I have a husband. And two children. And a mortgage. I sit on the board of a nonprofit, have started a freelance career doing writing and public relations consulting, and am working on a startup too. We own a car and lease another. We have wills, life insurance policies and various types of savings and checking accounts.
But if you ask me if I am an adult? If I look around at my life each day and feel equipped to lead it? The answer is emphatically no. I still feel like an insecure middle school girl who is just faking every move of every day to try and hopefully seem like the popular group.

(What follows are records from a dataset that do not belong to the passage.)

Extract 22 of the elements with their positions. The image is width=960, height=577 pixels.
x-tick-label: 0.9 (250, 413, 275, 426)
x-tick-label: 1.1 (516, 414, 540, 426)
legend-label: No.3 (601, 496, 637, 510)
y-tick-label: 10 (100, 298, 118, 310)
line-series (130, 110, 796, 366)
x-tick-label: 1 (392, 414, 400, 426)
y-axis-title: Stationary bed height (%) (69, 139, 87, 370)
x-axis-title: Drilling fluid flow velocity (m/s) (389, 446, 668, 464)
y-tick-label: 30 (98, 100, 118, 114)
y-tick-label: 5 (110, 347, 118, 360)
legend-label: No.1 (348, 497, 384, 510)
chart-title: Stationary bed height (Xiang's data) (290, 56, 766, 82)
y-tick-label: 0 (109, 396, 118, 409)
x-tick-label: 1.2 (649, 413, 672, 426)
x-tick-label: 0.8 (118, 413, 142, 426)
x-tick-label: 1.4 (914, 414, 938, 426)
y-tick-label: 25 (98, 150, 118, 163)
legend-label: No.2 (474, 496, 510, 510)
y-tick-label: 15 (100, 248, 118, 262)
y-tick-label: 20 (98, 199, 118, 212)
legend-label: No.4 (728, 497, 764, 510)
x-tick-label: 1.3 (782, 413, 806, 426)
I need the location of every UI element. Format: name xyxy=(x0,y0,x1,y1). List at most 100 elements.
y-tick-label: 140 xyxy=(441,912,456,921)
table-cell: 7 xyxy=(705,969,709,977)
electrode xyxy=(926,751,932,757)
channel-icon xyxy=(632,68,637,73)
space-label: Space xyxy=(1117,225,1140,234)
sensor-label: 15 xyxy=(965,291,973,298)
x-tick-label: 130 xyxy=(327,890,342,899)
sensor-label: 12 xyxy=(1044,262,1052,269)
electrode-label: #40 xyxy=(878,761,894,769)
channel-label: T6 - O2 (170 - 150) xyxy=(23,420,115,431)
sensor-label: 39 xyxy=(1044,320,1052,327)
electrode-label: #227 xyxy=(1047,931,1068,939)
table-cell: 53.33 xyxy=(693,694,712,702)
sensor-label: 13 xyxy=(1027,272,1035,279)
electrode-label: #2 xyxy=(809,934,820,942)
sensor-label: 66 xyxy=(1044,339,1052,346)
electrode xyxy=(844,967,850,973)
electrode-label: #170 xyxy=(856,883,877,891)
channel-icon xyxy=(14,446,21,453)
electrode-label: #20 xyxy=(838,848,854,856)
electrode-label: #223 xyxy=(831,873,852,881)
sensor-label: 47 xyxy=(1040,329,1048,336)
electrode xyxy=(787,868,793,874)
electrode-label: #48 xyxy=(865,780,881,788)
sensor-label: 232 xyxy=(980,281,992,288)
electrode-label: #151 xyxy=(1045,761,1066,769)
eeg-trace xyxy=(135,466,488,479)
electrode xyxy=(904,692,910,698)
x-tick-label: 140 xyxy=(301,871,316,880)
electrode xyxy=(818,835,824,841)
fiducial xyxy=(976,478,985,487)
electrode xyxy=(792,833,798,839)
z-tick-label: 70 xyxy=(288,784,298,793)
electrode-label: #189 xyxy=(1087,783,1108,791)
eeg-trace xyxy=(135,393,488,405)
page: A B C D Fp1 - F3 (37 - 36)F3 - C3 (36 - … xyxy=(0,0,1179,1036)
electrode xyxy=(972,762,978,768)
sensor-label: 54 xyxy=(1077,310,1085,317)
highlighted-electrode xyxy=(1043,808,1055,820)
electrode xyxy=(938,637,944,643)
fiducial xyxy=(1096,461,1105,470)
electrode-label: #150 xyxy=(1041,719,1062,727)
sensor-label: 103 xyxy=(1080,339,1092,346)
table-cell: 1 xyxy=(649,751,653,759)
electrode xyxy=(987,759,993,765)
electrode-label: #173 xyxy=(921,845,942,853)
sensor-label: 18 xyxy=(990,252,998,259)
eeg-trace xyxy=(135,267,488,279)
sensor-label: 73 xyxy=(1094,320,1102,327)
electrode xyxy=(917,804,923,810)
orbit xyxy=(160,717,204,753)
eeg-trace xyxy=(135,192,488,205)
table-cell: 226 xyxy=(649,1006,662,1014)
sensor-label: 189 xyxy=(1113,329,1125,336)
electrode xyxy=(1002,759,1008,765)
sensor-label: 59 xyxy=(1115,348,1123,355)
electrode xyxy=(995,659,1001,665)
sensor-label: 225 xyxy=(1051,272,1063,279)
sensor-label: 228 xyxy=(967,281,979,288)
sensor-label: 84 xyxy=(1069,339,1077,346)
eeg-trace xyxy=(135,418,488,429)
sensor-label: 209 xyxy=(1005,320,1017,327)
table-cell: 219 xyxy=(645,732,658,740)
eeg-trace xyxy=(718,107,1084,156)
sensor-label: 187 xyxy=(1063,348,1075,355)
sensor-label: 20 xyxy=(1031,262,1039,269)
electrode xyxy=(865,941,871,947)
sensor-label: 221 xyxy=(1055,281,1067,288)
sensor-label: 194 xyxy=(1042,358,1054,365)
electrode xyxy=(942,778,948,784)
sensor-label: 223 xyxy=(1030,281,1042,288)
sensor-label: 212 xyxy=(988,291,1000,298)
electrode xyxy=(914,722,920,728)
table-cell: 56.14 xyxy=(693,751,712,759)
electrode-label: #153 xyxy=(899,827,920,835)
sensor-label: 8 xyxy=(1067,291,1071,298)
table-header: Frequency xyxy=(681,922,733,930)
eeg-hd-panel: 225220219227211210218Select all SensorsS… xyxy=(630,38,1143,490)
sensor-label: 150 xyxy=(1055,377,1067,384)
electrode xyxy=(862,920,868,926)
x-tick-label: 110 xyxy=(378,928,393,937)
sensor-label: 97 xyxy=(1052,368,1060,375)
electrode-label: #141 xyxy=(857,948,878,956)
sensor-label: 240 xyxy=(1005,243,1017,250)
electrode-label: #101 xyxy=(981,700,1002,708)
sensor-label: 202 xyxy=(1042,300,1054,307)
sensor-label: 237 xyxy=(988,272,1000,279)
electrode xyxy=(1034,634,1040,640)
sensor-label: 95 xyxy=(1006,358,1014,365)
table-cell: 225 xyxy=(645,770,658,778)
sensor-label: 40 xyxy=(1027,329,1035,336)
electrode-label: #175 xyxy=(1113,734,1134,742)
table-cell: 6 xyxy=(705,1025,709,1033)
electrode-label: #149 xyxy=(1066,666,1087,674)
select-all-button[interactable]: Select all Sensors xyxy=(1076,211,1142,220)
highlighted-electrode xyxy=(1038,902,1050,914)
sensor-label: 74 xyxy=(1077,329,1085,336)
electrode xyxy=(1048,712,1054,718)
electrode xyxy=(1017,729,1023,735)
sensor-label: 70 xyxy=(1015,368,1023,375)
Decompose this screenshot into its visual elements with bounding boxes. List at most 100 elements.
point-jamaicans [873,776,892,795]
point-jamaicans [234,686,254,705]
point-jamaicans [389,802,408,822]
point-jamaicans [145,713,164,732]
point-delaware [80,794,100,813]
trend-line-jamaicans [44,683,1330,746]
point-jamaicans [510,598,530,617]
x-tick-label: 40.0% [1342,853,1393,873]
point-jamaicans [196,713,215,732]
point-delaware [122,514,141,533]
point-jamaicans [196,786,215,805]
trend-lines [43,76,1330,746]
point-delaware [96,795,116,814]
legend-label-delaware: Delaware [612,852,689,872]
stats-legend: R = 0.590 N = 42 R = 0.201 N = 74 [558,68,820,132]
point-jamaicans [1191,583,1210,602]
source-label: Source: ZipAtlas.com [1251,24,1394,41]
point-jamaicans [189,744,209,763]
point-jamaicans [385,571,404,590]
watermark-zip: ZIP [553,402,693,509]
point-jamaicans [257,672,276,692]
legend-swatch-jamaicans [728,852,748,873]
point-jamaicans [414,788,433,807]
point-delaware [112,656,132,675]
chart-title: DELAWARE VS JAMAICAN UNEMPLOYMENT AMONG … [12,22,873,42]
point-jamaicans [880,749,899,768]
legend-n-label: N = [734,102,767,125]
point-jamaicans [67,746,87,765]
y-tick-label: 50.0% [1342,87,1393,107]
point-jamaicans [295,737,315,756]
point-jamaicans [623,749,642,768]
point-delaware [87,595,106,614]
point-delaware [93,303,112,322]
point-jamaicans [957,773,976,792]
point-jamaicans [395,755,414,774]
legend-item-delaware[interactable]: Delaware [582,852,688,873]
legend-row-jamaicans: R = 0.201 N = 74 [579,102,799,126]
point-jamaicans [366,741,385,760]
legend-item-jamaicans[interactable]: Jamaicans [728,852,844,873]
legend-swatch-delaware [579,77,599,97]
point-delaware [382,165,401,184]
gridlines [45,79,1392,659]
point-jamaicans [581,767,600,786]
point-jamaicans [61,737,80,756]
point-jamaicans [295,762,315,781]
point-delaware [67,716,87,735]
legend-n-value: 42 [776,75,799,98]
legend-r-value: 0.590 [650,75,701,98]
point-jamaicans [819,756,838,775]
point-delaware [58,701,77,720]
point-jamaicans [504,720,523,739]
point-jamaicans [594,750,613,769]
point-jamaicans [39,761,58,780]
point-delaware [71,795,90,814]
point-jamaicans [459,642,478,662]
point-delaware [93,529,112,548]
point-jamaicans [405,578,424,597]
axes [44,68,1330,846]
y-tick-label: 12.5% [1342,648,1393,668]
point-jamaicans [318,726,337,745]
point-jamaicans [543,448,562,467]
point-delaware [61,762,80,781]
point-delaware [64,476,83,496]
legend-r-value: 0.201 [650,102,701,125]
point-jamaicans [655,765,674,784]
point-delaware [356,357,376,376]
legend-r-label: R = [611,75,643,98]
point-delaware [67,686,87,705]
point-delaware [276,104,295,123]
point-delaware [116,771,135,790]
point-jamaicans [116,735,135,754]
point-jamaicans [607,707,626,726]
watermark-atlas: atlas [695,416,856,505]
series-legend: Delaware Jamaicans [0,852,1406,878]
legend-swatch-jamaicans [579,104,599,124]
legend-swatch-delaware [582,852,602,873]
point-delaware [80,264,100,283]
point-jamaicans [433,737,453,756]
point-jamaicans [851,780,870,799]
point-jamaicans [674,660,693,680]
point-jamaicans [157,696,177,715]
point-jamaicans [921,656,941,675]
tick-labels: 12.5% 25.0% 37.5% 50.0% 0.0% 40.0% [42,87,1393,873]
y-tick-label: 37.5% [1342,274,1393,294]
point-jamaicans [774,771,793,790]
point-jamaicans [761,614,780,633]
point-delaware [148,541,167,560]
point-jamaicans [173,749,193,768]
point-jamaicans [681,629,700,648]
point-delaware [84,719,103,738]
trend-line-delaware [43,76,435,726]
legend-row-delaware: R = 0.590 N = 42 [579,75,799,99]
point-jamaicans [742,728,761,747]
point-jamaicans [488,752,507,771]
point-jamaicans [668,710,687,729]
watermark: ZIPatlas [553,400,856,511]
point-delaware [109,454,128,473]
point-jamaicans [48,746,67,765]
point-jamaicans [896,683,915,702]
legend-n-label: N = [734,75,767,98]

Despite creating a life for myself with which I am thoroughly in love, I often don't feel like it is mine.
I consistently call my parents for advice - or more accurately, to tell me what to do - on any number of issues. I Google everything. I can't wrap a present to save my life. I have no knowledge of how many teaspoons go into a tablespoon, which my husband asked me just the other night, and hardly ever make our bed. I routinely shrink clothes in the laundry accidentally and smell cartons of milk to see if they are still good. I live in an apartment that is constantly messy and has at least one light bulb that needs to be changed. (I actually think our electricity zaps bulbs quicker than any other place in the world, but that's for another day.)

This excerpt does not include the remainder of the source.